Tous les étudiants en médecine, n’ont pas des parents riches, loin de là. Très loin de là. Savez-vous combien touche un étudiant stagiaire en master non médical ? En gros, 3,80 euros nets par heure, ce qui n’est déjà pas grand-chose. Or un étudiant en médecine stagiaire de quatrième année touche 1,29 euro brut par heure ! Les étudiants en quatrième ou cinquième année de médecine, qui sont souvent déjà des parents, touchent 189 euros bruts par mois – sans compter que l'hôpital est parfois un peu éloigné. Et tous les hôpitaux ne disposent pas de chambres pour dormir lors des gardes de nuit, ce qui est aussi dangereux pour les soignants que pour les soignés. Puis les étudiants repartent chez eux après 48 heures sans dormir…
Est-ce que tout ça est raisonnable ? Non. Il y a une vraie précarité des étudiants en médecine. Il ne faut pas s'étonner du manque de vocations : très franchement, faire dix à douze années d'études dans de telles conditions… Il arrive même que certains étudiants prennent des gardes de 48 heures et passent un examen le lendemain ! C'est absolument inadmissible.
Dans le cadre du Ségur de la santé, ce problème ne peut être éludé. L'ensemble des associations corporatives et des syndicats des étudiants en médecine, ainsi que l'association nationale des étudiants en médecine de France, vous demandent aujourd'hui de faire quelque chose. Les pratiques que j'évoque sont quasiment hors la loi : il y a de quoi aller en justice. Or il s'agit d'agents du service public !
M. le président. La parole est à M. le secrétaire d'État auprès du ministre des solidarités et de la santé.
M. Adrien Taquet, secrétaire d'État auprès du ministre des solidarités et de la santé. Les internes et les étudiants en médecine ont été fortement mobilisés dans le cadre de la crise sanitaire et je salue comme vous l'implication dont ils ont fait preuve. Ils ont été nombreux à s'être volontairement mobilisés sur le front hospitalier, dans les établissements médico-sociaux et en médecine de ville.

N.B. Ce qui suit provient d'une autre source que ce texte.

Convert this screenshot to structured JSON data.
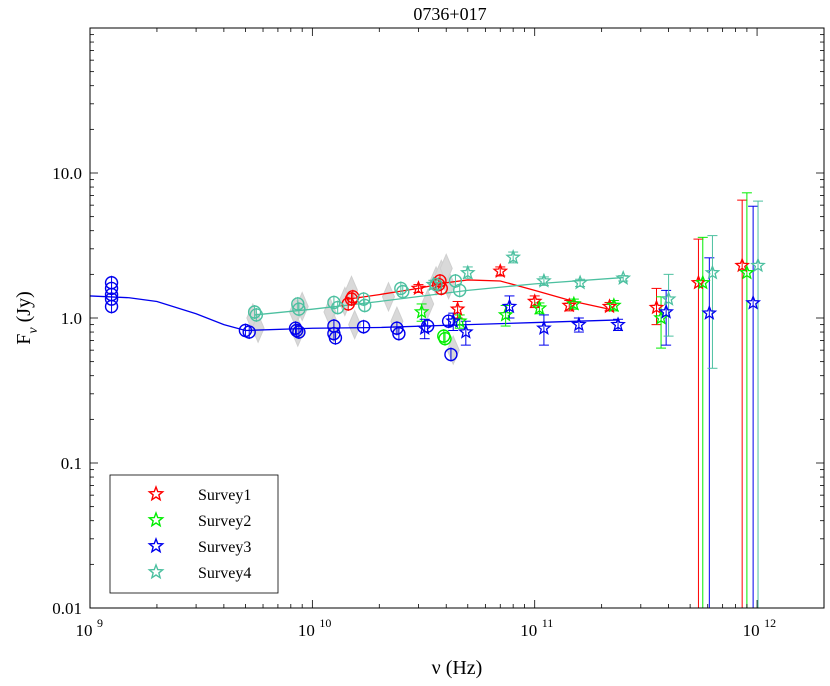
{
  "chart_data": {
    "type": "scatter",
    "title": "0736+017",
    "xlabel": "ν (Hz)",
    "ylabel": "F",
    "ylabel_sub": "ν",
    "ylabel_unit": "(Jy)",
    "xscale": "log",
    "yscale": "log",
    "xlim": [
      1000000000.0,
      2000000000000.0
    ],
    "ylim": [
      0.01,
      100
    ],
    "x_ticks": [
      {
        "value": 1000000000.0,
        "base": "10",
        "exp": "9"
      },
      {
        "value": 10000000000.0,
        "base": "10",
        "exp": "10"
      },
      {
        "value": 100000000000.0,
        "base": "10",
        "exp": "11"
      },
      {
        "value": 1000000000000.0,
        "base": "10",
        "exp": "12"
      }
    ],
    "y_ticks": [
      {
        "value": 0.01,
        "label": "0.01"
      },
      {
        "value": 0.1,
        "label": "0.1"
      },
      {
        "value": 1,
        "label": "1.0"
      },
      {
        "value": 10,
        "label": "10.0"
      }
    ],
    "legend_position": "bottom-left",
    "grey_background_points": [
      [
        5400000000.0,
        1.0
      ],
      [
        5700000000.0,
        0.85
      ],
      [
        8400000000.0,
        1.1
      ],
      [
        8600000000.0,
        0.8
      ],
      [
        9000000000.0,
        1.2
      ],
      [
        12000000000.0,
        1.1
      ],
      [
        12500000000.0,
        0.85
      ],
      [
        14000000000.0,
        1.3
      ],
      [
        15000000000.0,
        1.55
      ],
      [
        15500000000.0,
        0.9
      ],
      [
        22000000000.0,
        1.4
      ],
      [
        24000000000.0,
        0.95
      ],
      [
        33000000000.0,
        1.25
      ],
      [
        36000000000.0,
        1.8
      ],
      [
        38000000000.0,
        2.0
      ],
      [
        41000000000.0,
        1.7
      ],
      [
        43000000000.0,
        0.6
      ],
      [
        40000000000.0,
        2.2
      ]
    ],
    "series": [
      {
        "name": "Survey1",
        "color": "#ff0000",
        "circles": [
          [
            14500000000.0,
            1.25
          ],
          [
            15000000000.0,
            1.35
          ],
          [
            15200000000.0,
            1.4
          ],
          [
            37000000000.0,
            1.7
          ],
          [
            37500000000.0,
            1.8
          ],
          [
            38000000000.0,
            1.6
          ]
        ],
        "stars": [
          {
            "x": 30000000000.0,
            "y": 1.6,
            "lo": 1.5,
            "hi": 1.7
          },
          {
            "x": 45000000000.0,
            "y": 1.15,
            "lo": 1.0,
            "hi": 1.3
          },
          {
            "x": 70000000000.0,
            "y": 2.1,
            "lo": 1.95,
            "hi": 2.25
          },
          {
            "x": 100000000000.0,
            "y": 1.3,
            "lo": 1.18,
            "hi": 1.42
          },
          {
            "x": 143000000000.0,
            "y": 1.22,
            "lo": 1.12,
            "hi": 1.32
          },
          {
            "x": 217000000000.0,
            "y": 1.2,
            "lo": 1.12,
            "hi": 1.28
          },
          {
            "x": 353000000000.0,
            "y": 1.18,
            "lo": 0.9,
            "hi": 1.6
          },
          {
            "x": 545000000000.0,
            "y": 1.75,
            "lo": 0.01,
            "hi": 3.5
          },
          {
            "x": 857000000000.0,
            "y": 2.3,
            "lo": 0.01,
            "hi": 6.5
          }
        ],
        "fit": [
          [
            14500000000.0,
            1.35
          ],
          [
            20000000000.0,
            1.45
          ],
          [
            30000000000.0,
            1.6
          ],
          [
            40000000000.0,
            1.75
          ],
          [
            50000000000.0,
            1.83
          ],
          [
            70000000000.0,
            1.8
          ],
          [
            100000000000.0,
            1.55
          ],
          [
            150000000000.0,
            1.3
          ],
          [
            217000000000.0,
            1.15
          ]
        ]
      },
      {
        "name": "Survey2",
        "color": "#00ee00",
        "circles": [
          [
            39000000000.0,
            0.75
          ],
          [
            39500000000.0,
            0.72
          ]
        ],
        "stars": [
          {
            "x": 31000000000.0,
            "y": 1.1,
            "lo": 0.95,
            "hi": 1.25
          },
          {
            "x": 46000000000.0,
            "y": 0.95,
            "lo": 0.85,
            "hi": 1.05
          },
          {
            "x": 74000000000.0,
            "y": 1.05,
            "lo": 0.88,
            "hi": 1.22
          },
          {
            "x": 105000000000.0,
            "y": 1.17,
            "lo": 1.07,
            "hi": 1.27
          },
          {
            "x": 150000000000.0,
            "y": 1.25,
            "lo": 1.15,
            "hi": 1.35
          },
          {
            "x": 227000000000.0,
            "y": 1.22,
            "lo": 1.12,
            "hi": 1.32
          },
          {
            "x": 370000000000.0,
            "y": 1.0,
            "lo": 0.62,
            "hi": 1.4
          },
          {
            "x": 570000000000.0,
            "y": 1.75,
            "lo": 0.01,
            "hi": 3.6
          },
          {
            "x": 900000000000.0,
            "y": 2.05,
            "lo": 0.01,
            "hi": 7.3
          }
        ],
        "fit": []
      },
      {
        "name": "Survey3",
        "color": "#0000ee",
        "circles": [
          [
            1250000000.0,
            1.75
          ],
          [
            1250000000.0,
            1.6
          ],
          [
            1250000000.0,
            1.45
          ],
          [
            1250000000.0,
            1.35
          ],
          [
            1250000000.0,
            1.2
          ],
          [
            5000000000.0,
            0.82
          ],
          [
            5200000000.0,
            0.8
          ],
          [
            8400000000.0,
            0.85
          ],
          [
            8500000000.0,
            0.82
          ],
          [
            8700000000.0,
            0.8
          ],
          [
            12500000000.0,
            0.88
          ],
          [
            12500000000.0,
            0.78
          ],
          [
            12700000000.0,
            0.73
          ],
          [
            17000000000.0,
            0.87
          ],
          [
            24000000000.0,
            0.85
          ],
          [
            24500000000.0,
            0.78
          ],
          [
            33000000000.0,
            0.88
          ],
          [
            41000000000.0,
            0.95
          ],
          [
            42000000000.0,
            0.56
          ]
        ],
        "stars": [
          {
            "x": 32000000000.0,
            "y": 0.85,
            "lo": 0.72,
            "hi": 0.98
          },
          {
            "x": 43000000000.0,
            "y": 0.95,
            "lo": 0.82,
            "hi": 1.08
          },
          {
            "x": 49000000000.0,
            "y": 0.8,
            "lo": 0.65,
            "hi": 0.95
          },
          {
            "x": 77000000000.0,
            "y": 1.2,
            "lo": 1.0,
            "hi": 1.42
          },
          {
            "x": 110000000000.0,
            "y": 0.85,
            "lo": 0.65,
            "hi": 1.05
          },
          {
            "x": 158000000000.0,
            "y": 0.9,
            "lo": 0.8,
            "hi": 1.0
          },
          {
            "x": 237000000000.0,
            "y": 0.9,
            "lo": 0.82,
            "hi": 0.98
          },
          {
            "x": 390000000000.0,
            "y": 1.1,
            "lo": 0.65,
            "hi": 1.55
          },
          {
            "x": 610000000000.0,
            "y": 1.08,
            "lo": 0.01,
            "hi": 2.6
          },
          {
            "x": 960000000000.0,
            "y": 1.27,
            "lo": 0.01,
            "hi": 5.9
          }
        ],
        "fit": [
          [
            1000000000.0,
            1.42
          ],
          [
            1500000000.0,
            1.38
          ],
          [
            2000000000.0,
            1.3
          ],
          [
            3000000000.0,
            1.07
          ],
          [
            4000000000.0,
            0.9
          ],
          [
            5000000000.0,
            0.82
          ],
          [
            10000000000.0,
            0.85
          ],
          [
            20000000000.0,
            0.86
          ],
          [
            50000000000.0,
            0.9
          ],
          [
            100000000000.0,
            0.93
          ],
          [
            237000000000.0,
            0.97
          ]
        ]
      },
      {
        "name": "Survey4",
        "color": "#4cc0a0",
        "circles": [
          [
            5500000000.0,
            1.1
          ],
          [
            5600000000.0,
            1.05
          ],
          [
            8600000000.0,
            1.25
          ],
          [
            8700000000.0,
            1.15
          ],
          [
            12500000000.0,
            1.28
          ],
          [
            13000000000.0,
            1.18
          ],
          [
            17000000000.0,
            1.35
          ],
          [
            17200000000.0,
            1.22
          ],
          [
            25000000000.0,
            1.6
          ],
          [
            25500000000.0,
            1.52
          ],
          [
            36000000000.0,
            1.7
          ],
          [
            44000000000.0,
            1.8
          ],
          [
            46000000000.0,
            1.55
          ]
        ],
        "stars": [
          {
            "x": 35000000000.0,
            "y": 1.7,
            "lo": 1.58,
            "hi": 1.82
          },
          {
            "x": 50000000000.0,
            "y": 2.05,
            "lo": 1.88,
            "hi": 2.25
          },
          {
            "x": 80000000000.0,
            "y": 2.62,
            "lo": 2.4,
            "hi": 2.85
          },
          {
            "x": 110000000000.0,
            "y": 1.8,
            "lo": 1.68,
            "hi": 1.92
          },
          {
            "x": 160000000000.0,
            "y": 1.75,
            "lo": 1.65,
            "hi": 1.85
          },
          {
            "x": 250000000000.0,
            "y": 1.88,
            "lo": 1.8,
            "hi": 1.96
          },
          {
            "x": 400000000000.0,
            "y": 1.35,
            "lo": 0.75,
            "hi": 2.0
          },
          {
            "x": 630000000000.0,
            "y": 2.05,
            "lo": 0.45,
            "hi": 3.7
          },
          {
            "x": 1010000000000.0,
            "y": 2.3,
            "lo": 0.01,
            "hi": 6.4
          }
        ],
        "fit": [
          [
            5500000000.0,
            1.05
          ],
          [
            10000000000.0,
            1.15
          ],
          [
            20000000000.0,
            1.3
          ],
          [
            50000000000.0,
            1.55
          ],
          [
            100000000000.0,
            1.72
          ],
          [
            250000000000.0,
            1.9
          ]
        ]
      }
    ]
  }
}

M. Christian Hutin. Absolument !
M. Adrien Taquet, secrétaire d'État . Dès le début de la crise, nous avons été attentifs à ce que les étudiants et les internes bénéficient des mêmes mesures de protection que le personnel en exercice. L'impératif d'encadrement par un praticien senior, malgré des circonstances exceptionnelles, a été rappelé. Par précaution, nous avons annulé les stages de premier cycle de médecine.
Sur la base du volontariat, des réaffectations ont été autorisées. Ainsi, les internes volontaires se sont manifestés auprès des associations régionales de santé, qui ont coordonné le dispositif dans les différentes subdivisions. Des conventions ont été conclues avec les lieux d'accueil, ce qui a permis de les couvrir en cas de dommages.
Nous avons également été vigilants quant aux risques d'épuisement professionnel de tous les étudiants pendant cette période, en rappelant la nécessité de s'appuyer sur les services de santé au travail des établissements, ainsi que sur les cellules d'urgence médico-psychologique, et en créant une plateforme nationale d'écoute gratuite. Des initiatives associatives, départementales et ordinales ont également proposé de nombreux services d'accompagnement, que nous avons encouragés.
S’agissant de la reconnaissance de l’engagement des jeunes professionnels, le décret du 14 mai a instauré une prime exceptionnelle dont peuvent bénéficier les étudiants et internes qui ont participé à la gestion de la crise, dans le secteur hospitalier comme dans celui de la médecine de ville.
En ce qui concerne la précarité, les conditions matérielles que connaissent les étudiants et la charge de travail qu’ils supportent, les organisations représentatives des internes étudiants participent aux concertations du Ségur qu’ont lancées le Premier ministre et le ministre de la santé, et qui aboutiront notamment à l’élaboration d’un plan visant à renforcer l’attractivité de l’exercice médical à l’hôpital – qui est en effet en jeu, monsieur le député. Du reste, la concertation entre ces organisations et les services ministériels avait été ouverte avant même la crise du covid-19 – laquelle n’a fait qu’exacerber certaines tendances déjà observées – afin d’aborder l’ensemble de ces sujets sensibles et importants, qui seront donc de nouveau évoqués lors des concertations dans le cadre du Ségur.
M. le président. La parole est à M. Christian Hutin.
M. Christian Hutin. Je l'entendais en effet comme cela. J'ai présidé un ensemble de ces associations et je resterai carabin. Je me contenterai d'espérer que le comte de Ségur – le ministre Véran ! – fasse en sorte que les malheurs de Sophie ne soient pas ceux des étudiants. (Sourires.)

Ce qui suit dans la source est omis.